Sokoloff, J. Natalie & Dupont, I. (2005). Domestic Violence at Intersection of Race, Class, and Gender: Challenges and Contribution to Understanding Violence Against Marginalized Women in Diverse Communities. Sage Publication. 11(38). 39-64.
Torres García, A. V., Vega-Hernández, M. C., Antón Rubio, C., & Pérez-Fernández, M. (2021). Mental Health in Women Victims of Gender Violence: Descriptive and Multivariate Analysis of Neuropsychological Functions and Depressive Symptomatology. International journal of environmental research and public health, 19(1), 346. https://doi.org/10.3390/ijerph19010346
Rikhotso, R., Netangaheni, T. R., & Mhlanga, N. L. (2023).
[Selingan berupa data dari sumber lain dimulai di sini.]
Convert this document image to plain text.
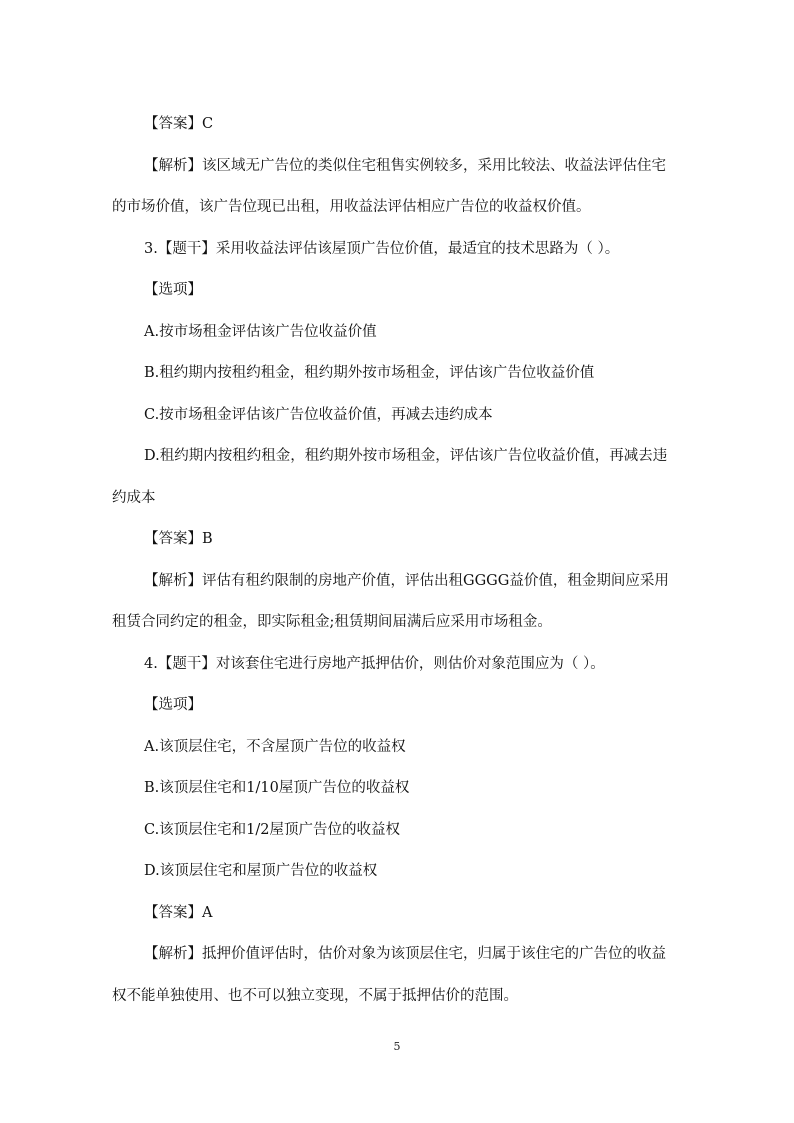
【答案】C

【解析】该区域无广告位的类似住宅租售实例较多，采用比较法、收益法评估住宅的市场价值，该广告位现已出租，用收益法评估相应广告位的收益权价值。

3.【题干】采用收益法评估该屋顶广告位价值，最适宜的技术思路为（ ）。

【选项】

A.按市场租金评估该广告位收益价值

B.租约期内按租约租金，租约期外按市场租金，评估该广告位收益价值

C.按市场租金评估该广告位收益价值，再减去违约成本

D.租约期内按租约租金，租约期外按市场租金，评估该广告位收益价值，再减去违约成本

【答案】B

【解析】评估有租约限制的房地产价值，评估出租GGGG益价值，租金期间应采用租赁合同约定的租金，即实际租金;租赁期间届满后应采用市场租金。

4.【题干】对该套住宅进行房地产抵押估价，则估价对象范围应为（ ）。

【选项】

A.该顶层住宅，不含屋顶广告位的收益权

B.该顶层住宅和1/10屋顶广告位的收益权

C.该顶层住宅和1/2屋顶广告位的收益权

D.该顶层住宅和屋顶广告位的收益权

【答案】A

【解析】抵押价值评估时，估价对象为该顶层住宅，归属于该住宅的广告位的收益权不能单独使用、也不可以独立变现，不属于抵押估价的范围。

5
Psychosocial effects of gender-based violence among women in Vhembe district: A qualitative study. The South African journal of psychiatry : SAJP : the journal of the Society of Psychiatrists of South Africa, 29, 2012. https://doi.org/10.4102/sajpsychiatry.v29i0.2012
Forbes, N., Yang, L. C., & Lim, S. (2023). Intersectional discrimination and its impact on Asian American women’s mental health: A mixed-methods scoping review. Frontiers in public health, 11, 993396. https://doi.org/10.3389/fpubh.2023.993396
Hamdy, K. M & Hudri, M. (2022). Gender Based Violence: The Relationship of Law and Patriarchy in Indonesia. Empati: Jurnal Ilmu Kesejahteraan Sosial. 11(2). 73-85.
Anggaunitakiranantika. (2022). Memahami Intersektionalitas dalam Keberagaman Indonesia: Tinjauan dalam Siosiologi Gender. IJESED Indonesian Journal of Sociology, Education, and Development. 4(1). 48-55.